# Eircom bundle & reduced package discout mid contract



## Ash (22 Apr 2013)

I'm a long time Eircom customer.  In October last year, I got a cold call from them which ended up reducing the cost of package I was on.  It all came in about E10 or E12 less than before.  So I took it.  Yes there was a 12 month contract but that was ok.  

The most recent bill received has reduced the "eircom Talk & Broadband bundle credit" by approx. E8 over all the bills since the October change. (Other listed charges remain the same)

Am I wrong in thinking the reductions/discounts in a 12 month contract should remain the same for the duration of the contract?

I wasn't notified of a price increase - though in fact it isn't really a price increase but a reduction of the amount of discount.  I feel the cost of the bundle is quite high as it is without paying more again.  
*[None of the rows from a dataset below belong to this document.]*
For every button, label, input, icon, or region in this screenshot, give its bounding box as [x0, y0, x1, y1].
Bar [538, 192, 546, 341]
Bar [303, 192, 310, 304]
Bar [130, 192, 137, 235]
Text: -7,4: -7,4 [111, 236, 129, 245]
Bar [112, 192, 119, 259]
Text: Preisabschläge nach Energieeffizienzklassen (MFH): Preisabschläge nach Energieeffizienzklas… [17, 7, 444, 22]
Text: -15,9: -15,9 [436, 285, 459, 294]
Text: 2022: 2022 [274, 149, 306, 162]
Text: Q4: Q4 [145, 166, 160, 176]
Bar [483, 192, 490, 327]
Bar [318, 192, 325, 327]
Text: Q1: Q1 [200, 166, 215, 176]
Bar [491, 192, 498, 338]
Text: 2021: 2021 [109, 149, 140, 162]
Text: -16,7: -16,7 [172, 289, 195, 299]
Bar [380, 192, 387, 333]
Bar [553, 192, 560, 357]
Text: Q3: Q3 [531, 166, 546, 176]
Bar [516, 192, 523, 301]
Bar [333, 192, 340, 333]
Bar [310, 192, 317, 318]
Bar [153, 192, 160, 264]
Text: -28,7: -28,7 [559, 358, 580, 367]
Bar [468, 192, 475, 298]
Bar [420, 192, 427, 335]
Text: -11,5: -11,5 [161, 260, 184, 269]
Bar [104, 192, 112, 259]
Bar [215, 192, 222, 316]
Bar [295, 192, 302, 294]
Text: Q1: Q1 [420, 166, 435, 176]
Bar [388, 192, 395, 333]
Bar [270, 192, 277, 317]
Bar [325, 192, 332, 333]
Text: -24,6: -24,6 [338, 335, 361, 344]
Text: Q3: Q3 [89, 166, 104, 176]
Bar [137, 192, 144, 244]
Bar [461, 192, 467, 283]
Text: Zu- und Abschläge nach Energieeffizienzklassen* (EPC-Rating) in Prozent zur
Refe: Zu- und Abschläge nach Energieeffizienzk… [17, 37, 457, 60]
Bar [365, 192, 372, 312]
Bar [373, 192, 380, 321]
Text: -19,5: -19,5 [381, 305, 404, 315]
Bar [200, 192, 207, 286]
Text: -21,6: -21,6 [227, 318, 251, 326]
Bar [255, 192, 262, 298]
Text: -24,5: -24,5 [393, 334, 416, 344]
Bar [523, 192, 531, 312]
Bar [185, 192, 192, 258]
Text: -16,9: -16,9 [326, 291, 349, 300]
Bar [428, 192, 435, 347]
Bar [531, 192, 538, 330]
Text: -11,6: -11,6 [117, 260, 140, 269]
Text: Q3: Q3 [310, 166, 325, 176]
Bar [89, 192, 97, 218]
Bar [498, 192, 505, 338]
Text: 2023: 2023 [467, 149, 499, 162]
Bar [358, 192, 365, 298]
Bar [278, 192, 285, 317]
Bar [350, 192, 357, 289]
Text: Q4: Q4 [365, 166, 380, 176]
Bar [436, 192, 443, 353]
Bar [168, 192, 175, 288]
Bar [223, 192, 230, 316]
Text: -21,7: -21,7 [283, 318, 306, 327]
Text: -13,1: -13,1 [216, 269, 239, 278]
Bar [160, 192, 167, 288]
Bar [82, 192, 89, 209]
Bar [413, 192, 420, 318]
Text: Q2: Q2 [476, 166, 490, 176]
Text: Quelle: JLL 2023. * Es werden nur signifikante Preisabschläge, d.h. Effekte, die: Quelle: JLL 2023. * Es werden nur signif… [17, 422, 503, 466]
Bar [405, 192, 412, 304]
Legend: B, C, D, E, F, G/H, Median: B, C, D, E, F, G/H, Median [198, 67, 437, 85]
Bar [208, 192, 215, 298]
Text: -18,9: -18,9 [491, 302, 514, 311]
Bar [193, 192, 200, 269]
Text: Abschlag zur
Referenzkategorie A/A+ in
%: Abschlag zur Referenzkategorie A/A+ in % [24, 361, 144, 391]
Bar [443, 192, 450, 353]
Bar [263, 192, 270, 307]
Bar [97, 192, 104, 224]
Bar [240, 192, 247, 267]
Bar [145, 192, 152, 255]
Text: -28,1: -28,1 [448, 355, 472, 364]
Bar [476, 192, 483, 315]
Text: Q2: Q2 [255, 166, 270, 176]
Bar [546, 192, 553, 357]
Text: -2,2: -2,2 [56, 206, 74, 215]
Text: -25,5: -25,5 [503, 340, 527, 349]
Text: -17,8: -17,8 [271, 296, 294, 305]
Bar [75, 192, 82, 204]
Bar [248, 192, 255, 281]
Has anyone else noticed this on their eircom bundle bill?


----------



## Guns N Roses (22 Apr 2013)

Eircom usually sell bundle deals at a lower price for 6 months and a higher one for the remainder of the contract.


----------



## Ash (23 Apr 2013)

Thank you Guns N Roses,
That's probably what happened.  To be fair, I can't remember precisely what was said over the phone at the time.  Have yet to get time to set aside to join the customer service phone line queue!


----------



## Leo (24 Apr 2013)

Yeah, most of these offers are limited to 6 months. Their hope being you sign-up based on the special offer rate, then get lazy 12 months later when the contract term expires and don't shop around again.


----------